SOEs urged to divest from non-core sectors in 3 yrs
SOEs urged to divest from non-core sectors in 3 yrs
The state-owned enterprises, or SOEs, have been given three years to completely divest from non-core sectors, or those that have little relation to their main businesses.
Most SOEs in Vietnam have expanded their operations into the four main non-core sectors, including banking, realty, insurance, and securities.
Petrolimex, Vietnam’s largest fuel wholesaler, is currently running a namesake bank, while oil and gas giant PetroVietnam also invests in the transportation sector via its Dau Khi (oil and gas) Taxi brand. EVN, the country’s power monopoly, is infamous for its loss-stricken EVN Telecom.

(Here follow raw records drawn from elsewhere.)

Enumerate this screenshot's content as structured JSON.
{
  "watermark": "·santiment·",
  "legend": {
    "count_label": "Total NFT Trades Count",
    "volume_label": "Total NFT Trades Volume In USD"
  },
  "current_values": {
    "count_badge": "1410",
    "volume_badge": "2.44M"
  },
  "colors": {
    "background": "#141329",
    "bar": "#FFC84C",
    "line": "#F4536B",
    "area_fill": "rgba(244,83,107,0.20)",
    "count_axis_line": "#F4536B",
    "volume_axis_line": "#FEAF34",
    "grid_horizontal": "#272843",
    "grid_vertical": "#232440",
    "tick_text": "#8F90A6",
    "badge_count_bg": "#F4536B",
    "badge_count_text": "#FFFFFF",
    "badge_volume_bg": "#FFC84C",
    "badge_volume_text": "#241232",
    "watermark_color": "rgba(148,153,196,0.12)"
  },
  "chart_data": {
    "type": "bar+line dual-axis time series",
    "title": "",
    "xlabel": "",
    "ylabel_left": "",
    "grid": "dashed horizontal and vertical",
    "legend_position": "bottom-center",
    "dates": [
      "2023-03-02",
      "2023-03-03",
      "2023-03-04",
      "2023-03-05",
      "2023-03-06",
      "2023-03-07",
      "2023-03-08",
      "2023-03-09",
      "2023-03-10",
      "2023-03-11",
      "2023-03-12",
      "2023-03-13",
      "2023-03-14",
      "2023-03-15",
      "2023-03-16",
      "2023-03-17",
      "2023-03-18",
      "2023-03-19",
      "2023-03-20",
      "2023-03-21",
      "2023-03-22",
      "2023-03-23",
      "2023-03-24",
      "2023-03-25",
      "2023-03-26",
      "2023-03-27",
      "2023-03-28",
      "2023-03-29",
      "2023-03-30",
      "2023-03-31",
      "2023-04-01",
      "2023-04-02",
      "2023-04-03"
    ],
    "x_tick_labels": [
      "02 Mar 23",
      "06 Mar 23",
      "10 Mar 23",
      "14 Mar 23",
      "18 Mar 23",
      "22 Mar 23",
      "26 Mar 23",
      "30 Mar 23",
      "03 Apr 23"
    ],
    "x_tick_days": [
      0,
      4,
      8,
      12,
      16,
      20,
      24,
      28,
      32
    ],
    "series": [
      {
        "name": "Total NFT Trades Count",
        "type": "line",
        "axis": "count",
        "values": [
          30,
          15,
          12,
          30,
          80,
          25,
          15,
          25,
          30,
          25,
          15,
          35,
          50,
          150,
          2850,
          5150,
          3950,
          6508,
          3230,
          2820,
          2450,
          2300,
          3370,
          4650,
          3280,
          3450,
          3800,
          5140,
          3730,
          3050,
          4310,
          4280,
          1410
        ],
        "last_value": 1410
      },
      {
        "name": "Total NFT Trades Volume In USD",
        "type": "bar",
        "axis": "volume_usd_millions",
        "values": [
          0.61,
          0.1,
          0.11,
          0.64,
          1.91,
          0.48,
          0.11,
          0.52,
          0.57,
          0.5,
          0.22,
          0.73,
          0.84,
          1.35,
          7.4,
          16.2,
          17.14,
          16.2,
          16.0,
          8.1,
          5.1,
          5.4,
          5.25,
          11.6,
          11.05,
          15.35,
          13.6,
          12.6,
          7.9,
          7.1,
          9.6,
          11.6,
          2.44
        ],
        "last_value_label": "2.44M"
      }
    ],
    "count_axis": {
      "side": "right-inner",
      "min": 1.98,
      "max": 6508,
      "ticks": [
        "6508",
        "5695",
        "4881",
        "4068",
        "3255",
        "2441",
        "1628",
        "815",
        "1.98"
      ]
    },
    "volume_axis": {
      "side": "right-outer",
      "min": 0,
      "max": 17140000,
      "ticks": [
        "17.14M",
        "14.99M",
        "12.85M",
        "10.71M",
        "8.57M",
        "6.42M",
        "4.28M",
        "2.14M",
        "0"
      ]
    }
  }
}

But the Prime Minister has ordered that state-run enterprises submit their divestment plans by the end of the third quarter of this year.
As the PM has approved a list of the main and supporting industries that an SOE is allowed to operate in, any sectors that are not included in the guideline are considered non-core businesses, according to Dang Quyet Tien, deputy head of the Business Finance Agency under the Ministry of Finance.
For instance, he said: “If an SOE which mainly operates in the mechanic sector invests in the construction steel manufacturing and real-estate industries, it will have to divest from the said businesses.”
The official added that there are many divestment methods, including privatization, trading debts, acquisition and merger, or transferring capital to the State Capital Investment Corporation -- the agency in charge of managing and optimizing the use of state capital in SOEs.
“A recent example is that the government last year ordered EVN Telecom to merge with the military-run network operator Viettel,” he said.
Under this SOE restructuring plan, even those that are gaining profits from non-core sectors are forced to divest.
“Who knows if their operations will encounter trouble in the next three to five years?” said Tien.